Looking for Pasolini (searching for Ana Mendieta)

By Peter Brandt

On November 2, 1975, Pier Paolo Pasolini1 was murdered on the beach in Ostia just outside Rome. His body was run over by his own car several times and 17-year-old male prostitute Giuseppe Pelosi was arrested and convicted of killing Pasolini. Thirty years later, on May 7, 2005, he withdrew his confession, claiming that he had confessed due to threats to his family.

Was the assassination of Pasolini a political execution?
Rumours have been circulating since Pasolini's death and the case was reopened in 2005, but due to lack of evidence, the crime has never been resolved. Pasolini was assassinated 3 weeks before the premiere of his last film "Saló, or the 120 Days of Sodoma", a film based on Marquis de Sade's book of the same name and a highly controversial film dealing with political corruption, abuse of power and sexual torture.

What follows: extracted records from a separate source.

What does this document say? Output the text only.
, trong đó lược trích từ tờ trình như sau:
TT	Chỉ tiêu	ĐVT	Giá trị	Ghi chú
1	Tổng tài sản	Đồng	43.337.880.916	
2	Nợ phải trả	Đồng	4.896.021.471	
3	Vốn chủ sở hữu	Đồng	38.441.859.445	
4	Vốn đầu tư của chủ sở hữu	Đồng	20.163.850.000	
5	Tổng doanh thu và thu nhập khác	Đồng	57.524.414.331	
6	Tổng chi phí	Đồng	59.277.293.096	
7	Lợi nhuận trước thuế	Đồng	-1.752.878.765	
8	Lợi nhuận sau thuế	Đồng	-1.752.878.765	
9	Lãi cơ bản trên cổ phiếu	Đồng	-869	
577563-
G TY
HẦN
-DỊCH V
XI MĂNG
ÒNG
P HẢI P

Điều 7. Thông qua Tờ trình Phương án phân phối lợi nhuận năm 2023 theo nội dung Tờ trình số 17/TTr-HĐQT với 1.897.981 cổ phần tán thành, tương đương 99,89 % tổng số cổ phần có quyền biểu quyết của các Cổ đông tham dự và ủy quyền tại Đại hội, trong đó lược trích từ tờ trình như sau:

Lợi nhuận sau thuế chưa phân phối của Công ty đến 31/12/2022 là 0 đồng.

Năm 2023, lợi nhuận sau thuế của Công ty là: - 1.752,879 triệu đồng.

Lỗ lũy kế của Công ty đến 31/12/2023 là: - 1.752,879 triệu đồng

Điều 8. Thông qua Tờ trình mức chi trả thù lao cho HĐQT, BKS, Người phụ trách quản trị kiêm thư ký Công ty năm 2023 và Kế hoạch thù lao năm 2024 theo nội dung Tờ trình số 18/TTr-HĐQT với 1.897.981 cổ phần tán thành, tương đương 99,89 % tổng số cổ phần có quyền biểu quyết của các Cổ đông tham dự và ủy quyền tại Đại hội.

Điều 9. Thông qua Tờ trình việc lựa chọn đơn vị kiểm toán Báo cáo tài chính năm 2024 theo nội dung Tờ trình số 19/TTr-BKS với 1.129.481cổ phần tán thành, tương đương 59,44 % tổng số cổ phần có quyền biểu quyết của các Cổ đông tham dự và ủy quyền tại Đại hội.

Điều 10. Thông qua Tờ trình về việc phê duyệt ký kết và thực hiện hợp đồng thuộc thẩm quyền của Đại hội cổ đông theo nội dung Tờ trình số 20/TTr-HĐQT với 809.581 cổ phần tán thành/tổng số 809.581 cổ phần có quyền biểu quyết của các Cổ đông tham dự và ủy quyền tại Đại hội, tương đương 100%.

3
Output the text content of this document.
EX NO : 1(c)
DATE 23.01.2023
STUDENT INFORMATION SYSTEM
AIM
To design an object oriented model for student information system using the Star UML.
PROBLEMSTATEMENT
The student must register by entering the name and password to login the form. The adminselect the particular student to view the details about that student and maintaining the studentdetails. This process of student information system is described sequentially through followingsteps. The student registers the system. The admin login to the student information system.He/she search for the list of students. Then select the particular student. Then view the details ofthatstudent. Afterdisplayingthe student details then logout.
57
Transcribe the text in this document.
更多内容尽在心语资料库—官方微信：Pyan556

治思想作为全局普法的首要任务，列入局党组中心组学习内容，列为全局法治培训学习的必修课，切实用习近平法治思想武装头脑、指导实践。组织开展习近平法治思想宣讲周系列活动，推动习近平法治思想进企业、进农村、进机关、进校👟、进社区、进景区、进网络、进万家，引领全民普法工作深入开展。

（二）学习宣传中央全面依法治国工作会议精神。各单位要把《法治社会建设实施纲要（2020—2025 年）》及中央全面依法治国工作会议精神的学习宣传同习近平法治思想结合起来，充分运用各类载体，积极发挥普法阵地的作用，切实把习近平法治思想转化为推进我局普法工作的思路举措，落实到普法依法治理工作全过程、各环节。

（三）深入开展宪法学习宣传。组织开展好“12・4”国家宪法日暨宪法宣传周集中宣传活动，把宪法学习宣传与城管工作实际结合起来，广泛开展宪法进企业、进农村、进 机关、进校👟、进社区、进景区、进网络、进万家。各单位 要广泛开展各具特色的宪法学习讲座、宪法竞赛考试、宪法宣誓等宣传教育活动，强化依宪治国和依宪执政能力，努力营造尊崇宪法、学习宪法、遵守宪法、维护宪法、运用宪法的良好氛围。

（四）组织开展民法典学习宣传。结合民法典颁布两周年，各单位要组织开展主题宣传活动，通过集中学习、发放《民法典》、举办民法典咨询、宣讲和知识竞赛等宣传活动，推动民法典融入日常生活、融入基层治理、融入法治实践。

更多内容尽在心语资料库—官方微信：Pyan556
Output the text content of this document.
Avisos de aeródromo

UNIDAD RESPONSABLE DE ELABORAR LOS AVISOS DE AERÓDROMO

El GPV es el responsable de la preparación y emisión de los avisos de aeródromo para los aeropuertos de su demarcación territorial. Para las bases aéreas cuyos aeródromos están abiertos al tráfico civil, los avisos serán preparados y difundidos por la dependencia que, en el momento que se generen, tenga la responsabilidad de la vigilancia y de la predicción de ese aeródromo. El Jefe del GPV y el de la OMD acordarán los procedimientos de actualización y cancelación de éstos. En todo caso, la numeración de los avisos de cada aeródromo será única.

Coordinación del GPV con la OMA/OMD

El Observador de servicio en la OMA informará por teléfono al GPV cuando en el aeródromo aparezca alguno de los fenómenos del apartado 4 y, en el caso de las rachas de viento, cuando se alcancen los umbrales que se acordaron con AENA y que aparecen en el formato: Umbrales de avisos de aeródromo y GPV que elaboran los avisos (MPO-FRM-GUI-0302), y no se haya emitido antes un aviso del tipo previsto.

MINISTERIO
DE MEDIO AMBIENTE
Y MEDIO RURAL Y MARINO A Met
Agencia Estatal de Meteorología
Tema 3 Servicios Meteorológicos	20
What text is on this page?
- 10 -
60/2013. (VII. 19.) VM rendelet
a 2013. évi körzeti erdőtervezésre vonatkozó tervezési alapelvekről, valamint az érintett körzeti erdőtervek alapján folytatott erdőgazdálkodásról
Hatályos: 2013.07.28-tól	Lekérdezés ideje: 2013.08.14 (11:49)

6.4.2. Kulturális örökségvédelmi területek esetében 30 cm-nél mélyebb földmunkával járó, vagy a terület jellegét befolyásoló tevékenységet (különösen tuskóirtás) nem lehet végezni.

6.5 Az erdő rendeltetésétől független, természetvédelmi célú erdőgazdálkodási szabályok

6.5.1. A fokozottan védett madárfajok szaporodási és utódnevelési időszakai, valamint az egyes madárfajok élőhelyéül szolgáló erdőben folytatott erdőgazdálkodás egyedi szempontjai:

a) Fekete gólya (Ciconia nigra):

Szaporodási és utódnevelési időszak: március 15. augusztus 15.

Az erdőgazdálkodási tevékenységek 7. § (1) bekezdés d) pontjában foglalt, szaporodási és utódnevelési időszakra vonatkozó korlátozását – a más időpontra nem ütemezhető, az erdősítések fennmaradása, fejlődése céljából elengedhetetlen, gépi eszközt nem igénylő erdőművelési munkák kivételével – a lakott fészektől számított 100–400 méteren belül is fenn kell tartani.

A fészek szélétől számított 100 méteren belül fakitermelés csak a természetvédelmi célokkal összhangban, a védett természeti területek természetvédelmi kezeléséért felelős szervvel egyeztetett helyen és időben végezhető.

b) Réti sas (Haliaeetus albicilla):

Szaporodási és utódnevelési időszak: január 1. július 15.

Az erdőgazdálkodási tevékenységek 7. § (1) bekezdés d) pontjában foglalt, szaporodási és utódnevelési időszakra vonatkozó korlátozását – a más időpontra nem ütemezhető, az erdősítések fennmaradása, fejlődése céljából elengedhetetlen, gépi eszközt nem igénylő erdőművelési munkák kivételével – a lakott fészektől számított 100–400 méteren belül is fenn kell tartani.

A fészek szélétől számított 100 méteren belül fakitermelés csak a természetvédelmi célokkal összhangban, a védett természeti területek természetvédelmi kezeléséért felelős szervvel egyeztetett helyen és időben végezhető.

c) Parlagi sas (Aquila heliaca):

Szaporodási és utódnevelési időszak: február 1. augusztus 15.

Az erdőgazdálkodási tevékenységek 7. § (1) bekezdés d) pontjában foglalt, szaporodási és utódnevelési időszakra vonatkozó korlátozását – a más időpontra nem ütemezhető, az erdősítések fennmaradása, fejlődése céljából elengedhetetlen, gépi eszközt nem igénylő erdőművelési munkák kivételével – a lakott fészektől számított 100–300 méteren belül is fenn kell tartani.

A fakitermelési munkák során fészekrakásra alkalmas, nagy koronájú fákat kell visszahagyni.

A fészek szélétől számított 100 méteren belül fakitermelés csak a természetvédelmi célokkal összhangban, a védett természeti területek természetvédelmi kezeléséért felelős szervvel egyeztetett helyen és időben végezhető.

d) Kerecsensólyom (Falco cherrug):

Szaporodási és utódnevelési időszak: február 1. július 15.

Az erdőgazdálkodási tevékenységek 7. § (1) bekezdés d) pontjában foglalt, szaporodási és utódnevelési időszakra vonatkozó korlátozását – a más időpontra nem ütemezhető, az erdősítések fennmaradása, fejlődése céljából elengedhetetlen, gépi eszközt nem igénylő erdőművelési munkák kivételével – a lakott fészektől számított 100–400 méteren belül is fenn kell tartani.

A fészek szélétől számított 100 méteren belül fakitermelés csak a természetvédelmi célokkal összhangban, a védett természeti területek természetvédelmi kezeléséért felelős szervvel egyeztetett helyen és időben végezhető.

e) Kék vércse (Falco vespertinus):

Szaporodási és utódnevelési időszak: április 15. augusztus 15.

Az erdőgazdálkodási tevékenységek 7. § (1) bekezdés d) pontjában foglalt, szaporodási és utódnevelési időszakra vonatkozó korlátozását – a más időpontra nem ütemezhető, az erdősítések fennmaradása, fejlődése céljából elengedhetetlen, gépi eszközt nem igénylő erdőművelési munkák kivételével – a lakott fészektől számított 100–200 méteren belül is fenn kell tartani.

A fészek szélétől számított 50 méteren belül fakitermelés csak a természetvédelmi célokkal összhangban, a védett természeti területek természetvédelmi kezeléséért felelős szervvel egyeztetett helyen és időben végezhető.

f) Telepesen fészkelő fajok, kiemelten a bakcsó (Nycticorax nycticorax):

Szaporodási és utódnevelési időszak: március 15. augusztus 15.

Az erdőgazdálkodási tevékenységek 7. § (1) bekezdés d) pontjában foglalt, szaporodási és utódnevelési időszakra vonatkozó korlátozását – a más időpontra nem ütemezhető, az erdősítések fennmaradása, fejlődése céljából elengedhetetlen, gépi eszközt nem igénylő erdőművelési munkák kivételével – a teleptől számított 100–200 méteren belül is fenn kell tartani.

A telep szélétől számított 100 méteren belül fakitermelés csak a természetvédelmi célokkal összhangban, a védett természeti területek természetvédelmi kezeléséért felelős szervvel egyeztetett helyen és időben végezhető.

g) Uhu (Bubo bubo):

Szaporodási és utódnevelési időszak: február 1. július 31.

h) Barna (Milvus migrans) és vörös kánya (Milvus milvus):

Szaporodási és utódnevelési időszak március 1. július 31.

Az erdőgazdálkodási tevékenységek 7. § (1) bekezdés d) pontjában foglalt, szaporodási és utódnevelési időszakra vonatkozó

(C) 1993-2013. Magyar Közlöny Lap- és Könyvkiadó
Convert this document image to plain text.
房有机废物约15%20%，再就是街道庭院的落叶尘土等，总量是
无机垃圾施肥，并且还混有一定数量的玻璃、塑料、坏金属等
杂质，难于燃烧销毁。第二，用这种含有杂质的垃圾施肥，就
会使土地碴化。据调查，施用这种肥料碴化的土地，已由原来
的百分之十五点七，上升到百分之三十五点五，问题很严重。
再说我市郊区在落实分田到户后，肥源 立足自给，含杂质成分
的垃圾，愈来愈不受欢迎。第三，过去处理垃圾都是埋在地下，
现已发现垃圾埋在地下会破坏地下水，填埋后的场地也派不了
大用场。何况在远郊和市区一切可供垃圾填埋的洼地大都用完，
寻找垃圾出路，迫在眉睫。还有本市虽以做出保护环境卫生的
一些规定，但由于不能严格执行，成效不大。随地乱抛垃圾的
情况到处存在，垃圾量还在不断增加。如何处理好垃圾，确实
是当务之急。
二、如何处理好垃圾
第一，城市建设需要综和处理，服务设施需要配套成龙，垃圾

On September 8, 1985, feminist body artist Ana Mendieta2 dropped 34 floors to her death from the window of her Greenwich Village apartment. The only person in the apartment was her husband, the prominent minimalist sculptor Carl Andre, who was arrested and charged with murder. Three years later, in 1988, Andre was acquitted of all charges related to her death for lack of evidence.

In the following decade, Ana Mendieta's death divided New York's art scene into two poles: supporters of Andre (high-profile white male artists, collectors and art critics) against supporters of Mendieta (feminist artists and cultural writers), a conflict that still exists and manifested itself through a series of demonstrations in connection with Carl Andre's retrospective museum exhibitions at Dia: Beacon in 2014, Tate Modern in 2016 and Moca Geffen in 2017 under the slogan "Where is Ana Mendieta?".

The two main characters never met, but in my view, they cross each other through the traces of violence represented in their respective work. Both Pasolini and Mendieta have been subjected to a demonization via their biography - that the (structural) violence they tried to uncover, analyse and represent was reduced to having an "inner" violence that manifested itself in a violent early death.

In January 2020 I have a residency at Circolo Scandinavo in Rome, where I will do research on the beach in Ostia, as well as review archive material at the American Academy where Ana Mendieta had a one year residency in 1983-84, in addition I will go to Pier Paolo Pasolini - Research Center and Archive in Bologna to go through the archive there. In the spring of 2020, I will be heading for New York to investigate the building (300 Mercer Street) as well as talking to relevant participants in the art scene from the 1980s.

Pier Paolo Pasolini (1922-1975) was a highly controversial poet, film director, writer and intellectual. Pasolini distinguished himself as a poet, journalist, philosopher, novelist, playwright, filmmaker, actor, painter and political figure.
Ana Mendieta (1948-1985), was a Cuban American body artist, sculptor, painter and video artist who subverted land-body art in the 1970s due to her ”earth-body” works with dealt with feminism, violence and a spiritual and physical connection to the earth.